Toronto Public Library curbside pickup gaining in popularity after just 1 week

Dozens of rows of brown paper bags are lined up on a table with orders stapled to them. A friendly staff member greets customers, handing over their orders with gloved hands and a smile in her eyes — and presumably one under her mask.

It’s not a local takeout restaurant though, it’s the front-facing side of the Toronto Public Library’s (TPL) new curbside pickup system as restrictions due to the COVID-19 pandemic are eased.

“I think maybe the first time you come in it’s a little disconcerting because you can’t see people’s faces and you don’t have that same one-on-one, but as soon as people are able to get materials back in their hands, they’re really, really happy,” said Sarah Bradley, library service manager for the city’s Northern District, as she stood in the foyer of one of her branches.

“We’ve seen a lot of really excited people, they want to come right inside and we have to sort of stop them, for now.”

TPL began making appointments for curbside pickup on June 8 at 67 of its branches, a week after 70 of its locations started accepting returns in their drop boxes. Customer appointments are 10 minutes apart, with their books, DVDs, or CDs waiting for them in bags. Those bags are put in order of the time they’re to be picked up to streamline the process and put them into the customers’ hands as quickly as possible and minimize contact.

Bradley said that the positive feedback has been immediate, with customers flocking to the libraries offering curbside pickup.

“We just started this week, and in the first three days, we had 3,685 appointments booked online overall,” said Bradley. “Now we’re booking into the 8000s so it just keeps growing and growing.”

Borrowing process involves safety precautions

Safety precautions have been implemented at each step of the borrowing process, following guidelines made in collaboration with Toronto’s public health authorities.

Library materials cannot be returned directly to staff, instead having to go into the drop box. Those materials are then picked up by a library worker in full personal-protective equipment, placed in a labelled box, and set aside in a special quarantine room where it will sit for 72 hours before being put back in circulation.
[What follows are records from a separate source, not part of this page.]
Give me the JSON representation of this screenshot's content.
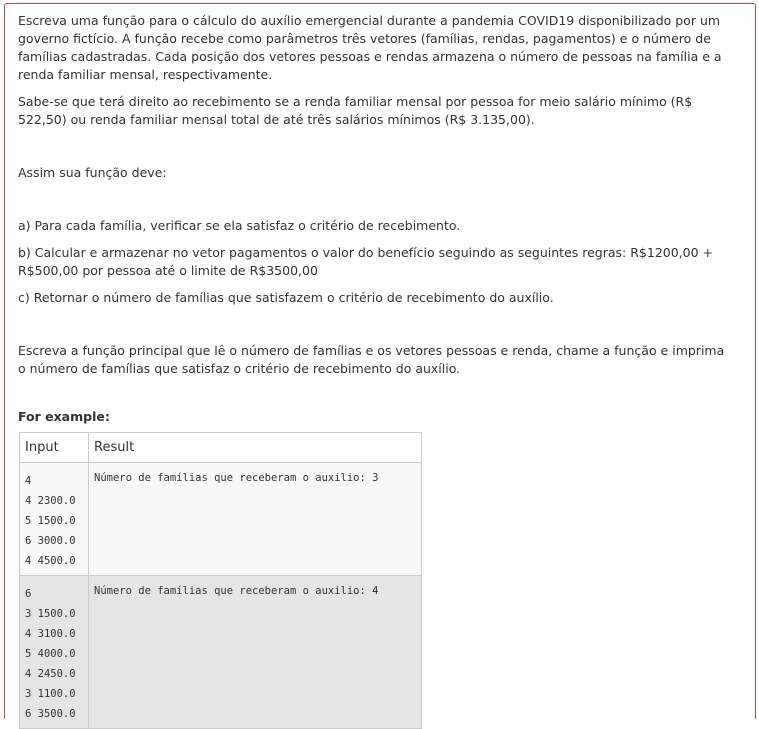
{
  "question": {
    "paragraphs": [
      "Escreva uma função para o cálculo do auxílio emergencial durante a pandemia COVID19 disponibilizado por um governo fictício. A função recebe como parâmetros três vetores (famílias, rendas, pagamentos) e o número de famílias cadastradas. Cada posição dos vetores pessoas e rendas armazena o número de pessoas na família e a renda familiar mensal, respectivamente.",
      "Sabe-se que terá direito ao recebimento se a renda familiar mensal por pessoa for meio salário mínimo (R$ 522,50) ou renda familiar mensal total de até três salários mínimos (R$ 3.135,00).",
      "Assim sua função deve:",
      "a) Para cada família, verificar se ela satisfaz o critério de recebimento.",
      "b) Calcular e armazenar no vetor pagamentos o valor do benefício seguindo as seguintes regras: R$1200,00 + R$500,00 por pessoa até o limite de R$3500,00",
      "c) Retornar o número de famílias que satisfazem o critério de recebimento do auxílio.",
      "Escreva a função principal que lê o número de famílias e os vetores pessoas e renda, chame a função e imprima o número de famílias que satisfaz o critério de recebimento do auxílio."
    ]
  },
  "example": {
    "label": "For example:",
    "headers": {
      "input": "Input",
      "result": "Result"
    },
    "rows": [
      {
        "input": [
          "4",
          "4 2300.0",
          "5 1500.0",
          "6 3000.0",
          "4 4500.0"
        ],
        "result": "Número de famílias que receberam o auxilio: 3"
      },
      {
        "input": [
          "6",
          "3 1500.0",
          "4 3100.0",
          "5 4000.0",
          "4 2450.0",
          "3 1100.0",
          "6 3500.0"
        ],
        "result": "Número de famílias que receberam o auxilio: 4"
      }
    ]
  }
}
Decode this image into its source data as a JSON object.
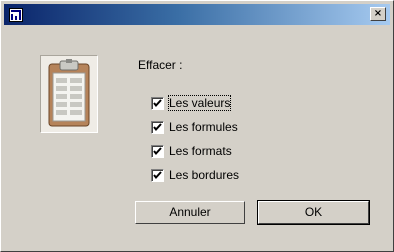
{
  "titlebar": {
    "icon": "excel-app-icon",
    "close_label": "×"
  },
  "dialog": {
    "heading": "Effacer :",
    "illustration": "clipboard-icon",
    "options": [
      {
        "label": "Les valeurs",
        "checked": true
      },
      {
        "label": "Les formules",
        "checked": true
      },
      {
        "label": "Les formats",
        "checked": true
      },
      {
        "label": "Les bordures",
        "checked": true
      }
    ],
    "buttons": {
      "cancel_label": "Annuler",
      "ok_label": "OK"
    }
  }
}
Materials that can be taken out are limited to books, DVDs, CDs, and audiobooks, and all staff that handle them must wear a mask and gloves at all times.

Even lunch breaks are closely monitored, with staff spacing out their time in branch kitchens so that no two people are in the same room at the same time.

New approach may mean ‘some permanent changes’

Bradley said that means a new approach to how libraries are organized, whether it’s scheduling or repurposing space.

“In some places we’re moving the materials downstairs or upstairs to [be quarantined] in a program room,” said Bradley, noting that larger branches like Northern District at Yonge and Eglinton are easier to adapt to this new system. “We’re lucky here that we’ve got such a big open space that we could just find somewhere in there.”

Many of the in-building programs the library usually hosts have been suspended for now, but Bradley notes that some have moved to online forums, including storytime for children and book clubs for adults.

Bradley also said that this transitional period is an opportunity for the Toronto Public Library to experiment with how it uses its spaces, including more programs outdoors and reimagining its branches when restrictions on public gatherings are lifted.

“I think there will be long term and some permanent changes,” said Bradley. “Long term for customers in terms of having a private space or not having to sit right next to someone.”